During the tournament, they all need to play each other once.

How many matches will be played altogether?

This problem requires students to make lists, be systematic, maintain a running addition total, eliminate possibilities and explain their results. (Some students may also identify the sequential pattern and devise a rule.)

The rule that comes from this problem (see Solution) is an example of a combination problem. Combination problems are one of several classes of counting problems that become more and more important in statistics as well as in certain branches of mathematics. At senior high school level, combinations are often needed in probability questions.

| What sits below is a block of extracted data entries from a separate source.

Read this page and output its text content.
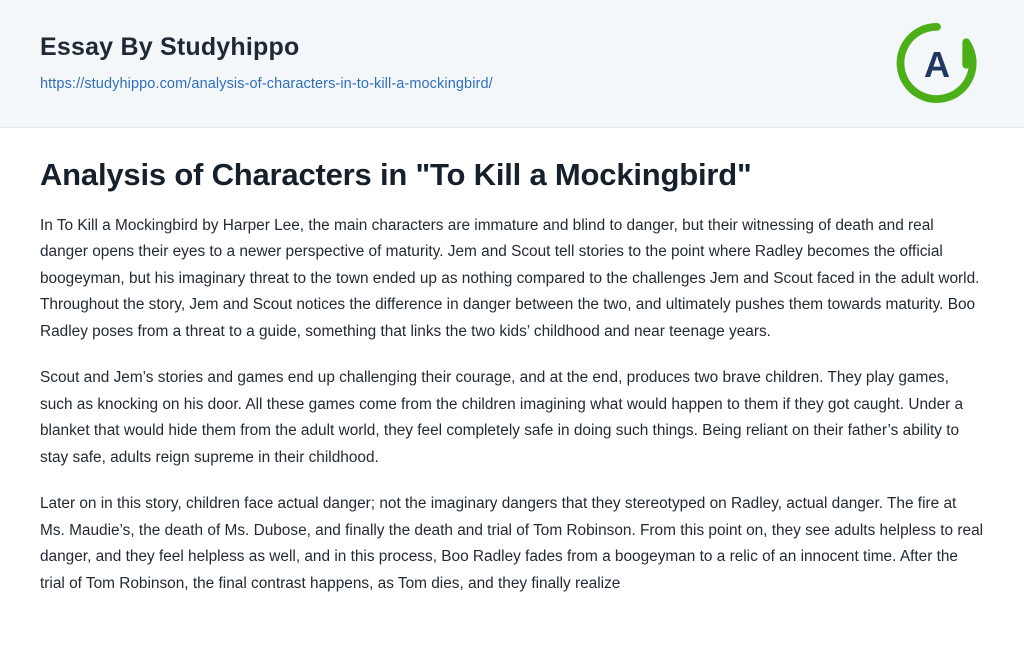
Essay By Studyhippo
https://studyhippo.com/analysis-of-characters-in-to-kill-a-mockingbird/	A
Analysis of Characters in "To Kill a Mockingbird"

In To Kill a Mockingbird by Harper Lee, the main characters are immature and blind to danger, but their witnessing of death and real danger opens their eyes to a newer perspective of maturity. Jem and Scout tell stories to the point where Radley becomes the official boogeyman, but his imaginary threat to the town ended up as nothing compared to the challenges Jem and Scout faced in the adult world. Throughout the story, Jem and Scout notices the difference in danger between the two, and ultimately pushes them towards maturity. Boo Radley poses from a threat to a guide, something that links the two kids’ childhood and near teenage years.

Scout and Jem’s stories and games end up challenging their courage, and at the end, produces two brave children. They play games, such as knocking on his door. All these games come from the children imagining what would happen to them if they got caught. Under a blanket that would hide them from the adult world, they feel completely safe in doing such things. Being reliant on their father’s ability to stay safe, adults reign supreme in their childhood.

Later on in this story, children face actual danger; not the imaginary dangers that they stereotyped on Radley, actual danger. The fire at Ms. Maudie’s, the death of Ms. Dubose, and finally the death and trial of Tom Robinson. From this point on, they see adults helpless to real danger, and they feel helpless as well, and in this process, Boo Radley fades from a boogeyman to a relic of an innocent time. After the trial of Tom Robinson, the final contrast happens, as Tom dies, and they finally realize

Copymaster of the problem (Māori)

6 students could represent the 6 teams and through systematic matching, eliminate all the possible combinations

### The Problem

There are six netball teams in the local inter-school netball tournament. During the tournament, they all need to play each other once. How many matches will be played altogether?

### Teaching Sequence

- Invite students to talk about sports they play after school or at the weekend and where they play these.
- Read the problem, talk about a tournament, and ask why it would be helpful to know how many games will be played e. g., this helps to determine how many courts are required, how tired the players might get, how long the tournament will last etc.
- Ask students to estimate how many games will be played if each team plays each other once. List the estimations.
- Ask 6 volunteers stand and represent the 6 netball teams. They can be numbered 1, 2, 3, 4, 5, 6 or given school names of sports’ teams. Have the students work out how many games team 1 (student 1) plays. This could be 'shown' by 1 shaking hands with each student representing the other teams who then sit down once they have been ‘played’. When 1 has shaken hands with each other student, ask thow many ‘games’ have been ‘played’. Then ask student 1 (team 1) to join the rest of the class. Ask the remaining volunteers to stand and repeat the process with student 2 (team 2) until the class see what is occurring.
- Have the class continue the investigation in their own way and discuss possible strategies they might use e.g., act it out, drawing, making lists etc.
- Have students share with the class their findings and show the process they used to ensure that every team had been played once. Discuss the different strategies used. Compare with initial estimation and evaluate the reason for the differences between the estimations and the result.

#### Extension

If another team joined the tournament, how many matches would be played?

What is the pattern for the number of games and can you find a rule?

#### Other Contexts for the Problem

Any sports’ team tournament.

Hand shaking at a party

### Solution

With 6 teams, 15 games would be played in total. Students could make lists, act it out, draw or systematically match teams in columns. For clarity of working it may help students to progressively list all the combinations starting with team 1 e.g.,

1 plays 2, 1 plays 3, 1 plays 4, 1 plays 5, 1 plays 6

2 plays 3, 2 plays 4, 2 plays 5, 2 plays 6

3 plays 4, 3 plays 5, 3 plays 6

4 plays 5, 4 plays 6

5 plays 6

Another way to look at this is to see that the each team has to play five others. Since there are 6 teams, at first glance it looks as if there are

6 x 5 = 30 games. But we know that there are only 15 games, so where did we go wrong? What happened is that we counted each game twice. For instance when 1 played 2, we counted that game once as one of the five that 1 played and once as one of the games that 2 played. Since we counted each game twice the final answer should be 30 ÷2 = 15. You might be able to see now that for 10 teams there would be (10 x 9)/ 2 = 45 games. You might now see how to develop a formula for any number of teams.